Los prebióticos y los probióticos son complementarios: su combinación forma un simbiótico.
- Prebióticos: sustratos no digeribles (fibras, oligosacáridos) que alimentan a las bacterias beneficiosas ya presentes en la microbiota; no contienen bacterias vivas
- Probióticos: microorganismos vivos que se incorporan temporalmente a la microbiota; deben estar vivos en el momento de la ingestión y en cantidad suficiente
- Simbióticos: fórmulas que combinan ambos; el prebiótico se selecciona para alimentar preferentemente a la cepa probiótica que se administra conjuntamente; mejoran el efecto de colonización y supervivencia
- Los prebióticos tienen la ventaja de ser estables (no requieren cadena de frío ni son sensibles a la acidez gástrica)
- Su eficacia depende del microbioma inicial: «fertilizan» las bacterias presentes; un microbioma muy empobrecido se beneficiará más de los probióticos en primer lugar
¿Qué tipos de prebióticos se pueden tomar como complemento?
Cada prebiótico tiene un perfil de fermentación distinto; no son intercambiables.
- Inulina y FOS: fermentación rápida en el colon proximal — potente efecto bifidogénico a partir de 5 g/día — véase «inulina»
- GOS (galactooligosacáridos): componente natural de la leche materna (HMO); especialmente estudiados en pediatría por su papel en la programación inmunológica del lactante
- Goma de acacia: fermentación lenta y progresiva — primera opción para intestinos sensibles (SII leve) — produce pocos gases, bien tolerada
- Pectinas: fermentación distal (colon distal) — sustratode Akkermansia muciniphila (integridad de la mucosa)

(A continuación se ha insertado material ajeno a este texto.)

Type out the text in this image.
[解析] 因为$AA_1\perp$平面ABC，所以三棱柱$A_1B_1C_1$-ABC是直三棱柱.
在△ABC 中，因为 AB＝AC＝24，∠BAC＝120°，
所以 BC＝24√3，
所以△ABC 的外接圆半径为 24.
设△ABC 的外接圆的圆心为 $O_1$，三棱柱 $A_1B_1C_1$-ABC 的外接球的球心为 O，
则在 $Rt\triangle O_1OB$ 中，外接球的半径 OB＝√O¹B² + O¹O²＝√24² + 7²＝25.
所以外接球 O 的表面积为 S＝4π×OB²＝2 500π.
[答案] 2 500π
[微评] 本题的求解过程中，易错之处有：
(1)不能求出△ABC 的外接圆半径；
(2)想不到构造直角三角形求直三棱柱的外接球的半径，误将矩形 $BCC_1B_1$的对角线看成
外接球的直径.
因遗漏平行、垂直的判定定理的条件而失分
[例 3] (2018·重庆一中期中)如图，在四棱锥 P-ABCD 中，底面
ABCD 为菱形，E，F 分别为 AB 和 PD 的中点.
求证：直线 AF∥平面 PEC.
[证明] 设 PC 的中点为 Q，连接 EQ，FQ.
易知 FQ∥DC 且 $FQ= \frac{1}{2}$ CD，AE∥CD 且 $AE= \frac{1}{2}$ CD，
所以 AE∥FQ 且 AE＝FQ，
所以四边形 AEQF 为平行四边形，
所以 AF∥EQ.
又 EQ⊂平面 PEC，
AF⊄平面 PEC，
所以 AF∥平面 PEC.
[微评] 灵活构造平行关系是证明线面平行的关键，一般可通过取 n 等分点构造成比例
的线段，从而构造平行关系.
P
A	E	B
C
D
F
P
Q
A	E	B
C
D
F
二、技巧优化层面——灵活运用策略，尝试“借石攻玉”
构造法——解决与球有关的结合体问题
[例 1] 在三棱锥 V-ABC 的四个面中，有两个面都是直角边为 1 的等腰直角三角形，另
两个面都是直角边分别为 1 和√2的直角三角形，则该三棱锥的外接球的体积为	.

- Psyllium: fibra de doble acción soluble/insoluble — tránsito intestinal + prebiótico moderado — véase «fibras vegetales»
¿Prebióticos y eje intestino-cerebro?
La producción de neurotransmisores por parte de la microbiota se ve directamente influenciada por los sustratos prebióticos disponibles.
- La fermentación de los prebióticos produce AGCC (butirato, propionato); el butirato, al atravesar la barrera hematoencefálica, influye directamente en la neuroinflamación
- Algunos prebióticos modulan la producción de serotonina entérica (el 90 % de la serotonina corporal se encuentra en el intestino) y de GABA por parte de las bacterias intestinales
- Estudios en humanos sobre el ayuno y los prebióticos: reducción de los marcadores biológicos del estrés en personas con un microbioma empobrecido
- Se recomienda un enfoque gradual: comenzar con 2-3 g/día y aumentar la dosis a lo largo de 2-3 semanas para minimizar las molestias digestivas durante la adaptación
FODMAP y prebióticos: ¿qué relación hay?
Los FODMAP (oligosacáridos, disacáridos, monosacáridos y polioles fermentables) incluyen muchos prebióticos, una relación importante que hay que comprender.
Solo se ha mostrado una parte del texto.